Gianni e la gentilezza
In tempi di gente sempre più disumana, sospettosa e diffidente, preoccupata e preoccupante, un film come Gianni e le donne solleva il morale e libera le vie respiratorie. Fa passare la depressione e la tosse. Così garbato e concreto da farti sorridere senza mai annoiarti, così pulito e sano da illuminare la strada, come fosse una giornata di sole o una notte di lune piena.
Perché se c’è un tratto distinguibile, quasi a occhi chiusi, del cinema di Gianni Di Gregorio, è proprio questa capacità di creare interesse e simpatia intorno a vicende intime, personali, segrete e, soprattutto, umane. Un cinema che non ha paura di rappresentare la realtà e di dire la verità, mostrando, non nascondendo, le rughe sempre più pesanti e scalfite della pelle, raccontando i pensieri disordinati, mettendo in scena la stanchezza amica di un futuro sempre più antipatico.Di Gregorio è generoso, malinconico e appassionato regista e protagonista (ma anche sceneggiatore) di un film che sprigiona un aroma intenso e autentico che si beve tutto d’un fiato come fosse uno dei tanti bicchieri di vino che, ancora, come nel Pranzo (non conta se qui un po’ ripete la formula di lì), scorrono a fiumi per inebriare, stordire, far sognare senza limiti anche lontano dalla tavola.

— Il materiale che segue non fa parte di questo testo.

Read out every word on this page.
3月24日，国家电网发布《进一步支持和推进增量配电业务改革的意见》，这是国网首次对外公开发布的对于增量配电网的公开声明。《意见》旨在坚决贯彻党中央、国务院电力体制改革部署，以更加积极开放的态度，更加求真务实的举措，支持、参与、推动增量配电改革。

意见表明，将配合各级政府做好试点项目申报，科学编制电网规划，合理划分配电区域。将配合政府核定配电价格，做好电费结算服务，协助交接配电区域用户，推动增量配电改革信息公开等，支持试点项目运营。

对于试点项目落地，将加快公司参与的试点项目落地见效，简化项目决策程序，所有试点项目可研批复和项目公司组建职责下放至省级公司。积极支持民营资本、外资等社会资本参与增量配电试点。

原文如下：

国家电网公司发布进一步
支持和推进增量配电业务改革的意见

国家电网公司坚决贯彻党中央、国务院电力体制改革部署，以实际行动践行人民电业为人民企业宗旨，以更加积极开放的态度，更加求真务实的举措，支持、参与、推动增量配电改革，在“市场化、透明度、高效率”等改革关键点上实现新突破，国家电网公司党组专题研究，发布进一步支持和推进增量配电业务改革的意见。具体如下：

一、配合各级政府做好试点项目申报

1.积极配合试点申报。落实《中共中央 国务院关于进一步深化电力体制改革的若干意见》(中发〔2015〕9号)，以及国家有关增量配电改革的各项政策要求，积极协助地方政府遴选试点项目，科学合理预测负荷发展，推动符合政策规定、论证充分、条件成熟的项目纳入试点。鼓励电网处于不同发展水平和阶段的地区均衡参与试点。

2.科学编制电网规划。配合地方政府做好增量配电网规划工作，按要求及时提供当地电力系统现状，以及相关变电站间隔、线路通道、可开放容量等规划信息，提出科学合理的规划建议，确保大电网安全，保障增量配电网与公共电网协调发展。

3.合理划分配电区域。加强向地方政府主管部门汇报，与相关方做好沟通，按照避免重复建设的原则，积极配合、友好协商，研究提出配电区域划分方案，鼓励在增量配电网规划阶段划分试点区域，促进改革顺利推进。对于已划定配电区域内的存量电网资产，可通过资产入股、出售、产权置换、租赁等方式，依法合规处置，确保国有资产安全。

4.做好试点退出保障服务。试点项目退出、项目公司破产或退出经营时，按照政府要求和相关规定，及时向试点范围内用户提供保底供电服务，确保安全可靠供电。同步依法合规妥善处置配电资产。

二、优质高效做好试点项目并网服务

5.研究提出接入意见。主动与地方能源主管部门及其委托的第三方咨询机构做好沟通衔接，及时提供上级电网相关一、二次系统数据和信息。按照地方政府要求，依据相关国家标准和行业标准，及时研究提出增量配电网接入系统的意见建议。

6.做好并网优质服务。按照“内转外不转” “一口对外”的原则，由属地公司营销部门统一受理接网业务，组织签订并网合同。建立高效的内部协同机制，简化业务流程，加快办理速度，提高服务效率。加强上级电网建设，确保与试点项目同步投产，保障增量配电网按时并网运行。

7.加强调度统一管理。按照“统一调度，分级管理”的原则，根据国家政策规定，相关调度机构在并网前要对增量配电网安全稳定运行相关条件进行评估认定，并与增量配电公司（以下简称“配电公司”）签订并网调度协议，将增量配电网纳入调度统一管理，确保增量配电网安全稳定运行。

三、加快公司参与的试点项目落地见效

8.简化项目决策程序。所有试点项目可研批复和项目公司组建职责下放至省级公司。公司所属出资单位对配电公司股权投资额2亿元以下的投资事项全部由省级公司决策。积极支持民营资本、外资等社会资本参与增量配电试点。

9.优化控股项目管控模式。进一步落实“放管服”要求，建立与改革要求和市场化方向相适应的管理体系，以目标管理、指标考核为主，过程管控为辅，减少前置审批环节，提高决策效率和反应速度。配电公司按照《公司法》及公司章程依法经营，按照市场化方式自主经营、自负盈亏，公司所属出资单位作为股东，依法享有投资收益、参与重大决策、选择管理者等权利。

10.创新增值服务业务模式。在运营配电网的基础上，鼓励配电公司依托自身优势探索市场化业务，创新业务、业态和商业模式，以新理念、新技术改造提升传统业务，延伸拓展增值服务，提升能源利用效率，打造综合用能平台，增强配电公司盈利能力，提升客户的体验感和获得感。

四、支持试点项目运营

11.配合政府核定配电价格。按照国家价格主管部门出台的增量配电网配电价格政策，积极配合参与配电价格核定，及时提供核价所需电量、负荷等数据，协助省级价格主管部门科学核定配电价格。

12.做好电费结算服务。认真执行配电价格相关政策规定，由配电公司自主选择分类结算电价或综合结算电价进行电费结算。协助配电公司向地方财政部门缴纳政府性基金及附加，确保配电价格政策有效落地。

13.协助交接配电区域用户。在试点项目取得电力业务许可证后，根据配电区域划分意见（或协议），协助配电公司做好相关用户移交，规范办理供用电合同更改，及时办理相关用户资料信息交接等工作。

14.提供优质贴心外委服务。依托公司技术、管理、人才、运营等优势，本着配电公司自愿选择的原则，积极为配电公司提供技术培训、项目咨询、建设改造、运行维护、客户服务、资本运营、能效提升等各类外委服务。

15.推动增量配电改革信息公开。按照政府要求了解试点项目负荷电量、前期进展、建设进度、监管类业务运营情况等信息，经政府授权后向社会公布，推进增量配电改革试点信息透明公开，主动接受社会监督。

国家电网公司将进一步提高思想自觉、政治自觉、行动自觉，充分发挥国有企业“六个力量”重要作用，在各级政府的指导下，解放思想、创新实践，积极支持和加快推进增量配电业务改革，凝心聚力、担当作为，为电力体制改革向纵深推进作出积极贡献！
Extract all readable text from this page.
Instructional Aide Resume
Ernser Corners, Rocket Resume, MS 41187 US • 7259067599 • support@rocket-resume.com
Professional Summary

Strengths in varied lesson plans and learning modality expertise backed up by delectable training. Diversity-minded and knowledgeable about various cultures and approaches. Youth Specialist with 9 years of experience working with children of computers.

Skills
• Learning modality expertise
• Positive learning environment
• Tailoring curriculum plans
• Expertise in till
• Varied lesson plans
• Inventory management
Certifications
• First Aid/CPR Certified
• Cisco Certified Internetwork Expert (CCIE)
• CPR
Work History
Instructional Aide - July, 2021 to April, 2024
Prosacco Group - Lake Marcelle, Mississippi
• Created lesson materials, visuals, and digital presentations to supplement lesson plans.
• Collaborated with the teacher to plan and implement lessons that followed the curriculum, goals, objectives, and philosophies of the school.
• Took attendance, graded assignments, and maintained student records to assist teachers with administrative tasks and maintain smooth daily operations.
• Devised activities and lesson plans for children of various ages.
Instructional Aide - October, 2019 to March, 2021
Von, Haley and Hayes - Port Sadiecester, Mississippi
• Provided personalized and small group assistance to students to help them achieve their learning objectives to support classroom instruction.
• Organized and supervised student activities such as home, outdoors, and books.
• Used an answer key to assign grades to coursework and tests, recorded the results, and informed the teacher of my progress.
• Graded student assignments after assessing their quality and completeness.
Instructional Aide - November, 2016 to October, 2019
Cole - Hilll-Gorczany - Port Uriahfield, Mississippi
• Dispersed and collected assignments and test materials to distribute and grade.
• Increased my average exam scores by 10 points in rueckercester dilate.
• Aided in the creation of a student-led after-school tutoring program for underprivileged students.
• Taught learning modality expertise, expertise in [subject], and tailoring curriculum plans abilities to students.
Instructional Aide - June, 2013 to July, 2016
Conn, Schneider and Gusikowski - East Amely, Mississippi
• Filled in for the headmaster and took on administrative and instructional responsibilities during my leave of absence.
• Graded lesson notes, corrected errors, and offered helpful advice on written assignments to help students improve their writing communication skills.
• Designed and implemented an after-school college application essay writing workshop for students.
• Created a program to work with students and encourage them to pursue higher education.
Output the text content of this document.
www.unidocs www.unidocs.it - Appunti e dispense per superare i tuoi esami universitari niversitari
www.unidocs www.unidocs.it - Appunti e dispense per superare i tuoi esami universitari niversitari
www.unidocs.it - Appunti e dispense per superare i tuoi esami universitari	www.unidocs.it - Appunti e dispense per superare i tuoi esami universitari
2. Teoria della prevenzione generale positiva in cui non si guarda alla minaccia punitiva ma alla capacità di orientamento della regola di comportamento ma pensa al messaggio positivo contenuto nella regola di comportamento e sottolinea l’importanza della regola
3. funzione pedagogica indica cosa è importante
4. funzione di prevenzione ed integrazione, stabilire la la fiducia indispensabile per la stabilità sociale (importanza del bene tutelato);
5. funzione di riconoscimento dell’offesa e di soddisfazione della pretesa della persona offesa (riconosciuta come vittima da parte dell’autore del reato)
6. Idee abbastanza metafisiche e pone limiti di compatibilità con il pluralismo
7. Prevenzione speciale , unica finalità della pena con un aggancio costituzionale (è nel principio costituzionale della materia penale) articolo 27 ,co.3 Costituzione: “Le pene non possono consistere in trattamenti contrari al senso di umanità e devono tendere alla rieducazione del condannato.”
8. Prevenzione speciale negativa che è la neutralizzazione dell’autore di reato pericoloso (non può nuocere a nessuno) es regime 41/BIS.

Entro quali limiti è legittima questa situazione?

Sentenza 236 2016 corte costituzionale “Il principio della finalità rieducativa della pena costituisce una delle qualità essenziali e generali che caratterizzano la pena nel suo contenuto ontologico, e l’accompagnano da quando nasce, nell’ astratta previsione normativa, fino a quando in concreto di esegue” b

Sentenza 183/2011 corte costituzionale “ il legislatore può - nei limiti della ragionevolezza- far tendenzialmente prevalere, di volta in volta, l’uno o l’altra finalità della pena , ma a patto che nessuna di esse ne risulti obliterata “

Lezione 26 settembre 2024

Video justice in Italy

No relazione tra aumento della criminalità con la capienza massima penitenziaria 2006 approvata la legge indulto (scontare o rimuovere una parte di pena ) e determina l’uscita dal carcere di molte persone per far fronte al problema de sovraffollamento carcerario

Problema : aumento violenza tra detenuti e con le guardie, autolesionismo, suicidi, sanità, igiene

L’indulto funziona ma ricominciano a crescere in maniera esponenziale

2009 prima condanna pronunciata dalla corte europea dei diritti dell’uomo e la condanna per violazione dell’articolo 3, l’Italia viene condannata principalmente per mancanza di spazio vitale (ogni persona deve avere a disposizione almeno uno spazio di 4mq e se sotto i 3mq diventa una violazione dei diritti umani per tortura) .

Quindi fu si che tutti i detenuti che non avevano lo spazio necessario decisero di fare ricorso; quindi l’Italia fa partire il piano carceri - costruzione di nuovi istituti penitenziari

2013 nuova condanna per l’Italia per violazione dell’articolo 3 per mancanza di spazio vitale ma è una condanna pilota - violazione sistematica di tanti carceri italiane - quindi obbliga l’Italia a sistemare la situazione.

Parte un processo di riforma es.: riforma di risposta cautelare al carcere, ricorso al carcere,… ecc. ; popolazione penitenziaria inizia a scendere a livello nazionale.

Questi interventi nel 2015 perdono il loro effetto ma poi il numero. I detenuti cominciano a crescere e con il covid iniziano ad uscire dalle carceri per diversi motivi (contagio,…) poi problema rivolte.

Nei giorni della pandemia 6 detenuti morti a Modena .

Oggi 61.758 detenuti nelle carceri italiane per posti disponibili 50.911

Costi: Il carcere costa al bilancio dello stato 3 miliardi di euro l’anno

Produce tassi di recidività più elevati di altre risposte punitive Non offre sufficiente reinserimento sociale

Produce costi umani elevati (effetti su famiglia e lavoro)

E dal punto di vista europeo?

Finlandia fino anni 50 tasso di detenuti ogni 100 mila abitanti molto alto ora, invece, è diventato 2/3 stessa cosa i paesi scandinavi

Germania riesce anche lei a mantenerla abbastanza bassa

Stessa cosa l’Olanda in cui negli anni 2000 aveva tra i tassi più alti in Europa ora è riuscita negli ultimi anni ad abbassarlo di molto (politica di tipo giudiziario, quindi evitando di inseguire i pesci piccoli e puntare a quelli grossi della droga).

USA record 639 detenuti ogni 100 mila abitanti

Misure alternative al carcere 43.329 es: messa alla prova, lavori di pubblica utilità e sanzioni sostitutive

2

La vicenda di Gianni e delle sue donne (la madre, le amiche della madre, la moglie, la figlia, le improbabili amanti) è il nucleo di un film che vuole raccontare con semplicità il viaggio fatto di ansie e malinconia di un sessantenne rimasto giovane dentro. Un principiante del tempo libero in cerca di un di un nuovo senso, che la vita sembra continuamente (e fortunatamente) suggerirgli essere un altro, sospeso in un’altra dimensione, tra luci e fontane, visioni e svarioni. Alla fine i ruoli paiono invertirsi: Gianni e il suo fascino vincono e fuggono dalla vecchiaia, mentre Michelangelo (uno dei pochi giovani del film, ma uno dei tanti giovani) e il suo motorino sono costretti a inseguirli. Ma forse le cose erano così fin dall’inizio, e questo è stato solo un piacevole sogno.
CuriositàHa dichiarato Di Gregorio: «Da ragazzo ho imparato a cucinare per necessità, visto che mia madre era negata ai fornelli. Da grande ho cucinato e cucino per la mia famiglia, naturalmente accompagnando il lavoro con un buon bicchier di vino. È un’attività diventata parte della mia vita, ecco perché questa dimensione casalinga entra in maniera massiccia nei miei film. Lavorando sulla vita quotidiana cerco sempre persone il più possibile “autentiche” e personalità esuberanti che hanno una naturale generosità nel regalare se stessi. Questo è il motivo per cui i personaggi del film continuano a chiamarsi con il loro vero nome. La continuità fra vita reale e finzione cinematografica, questo non staccare i personaggi dalla loro vera esistenza, quando funziona, permette di catturare momenti straordinari».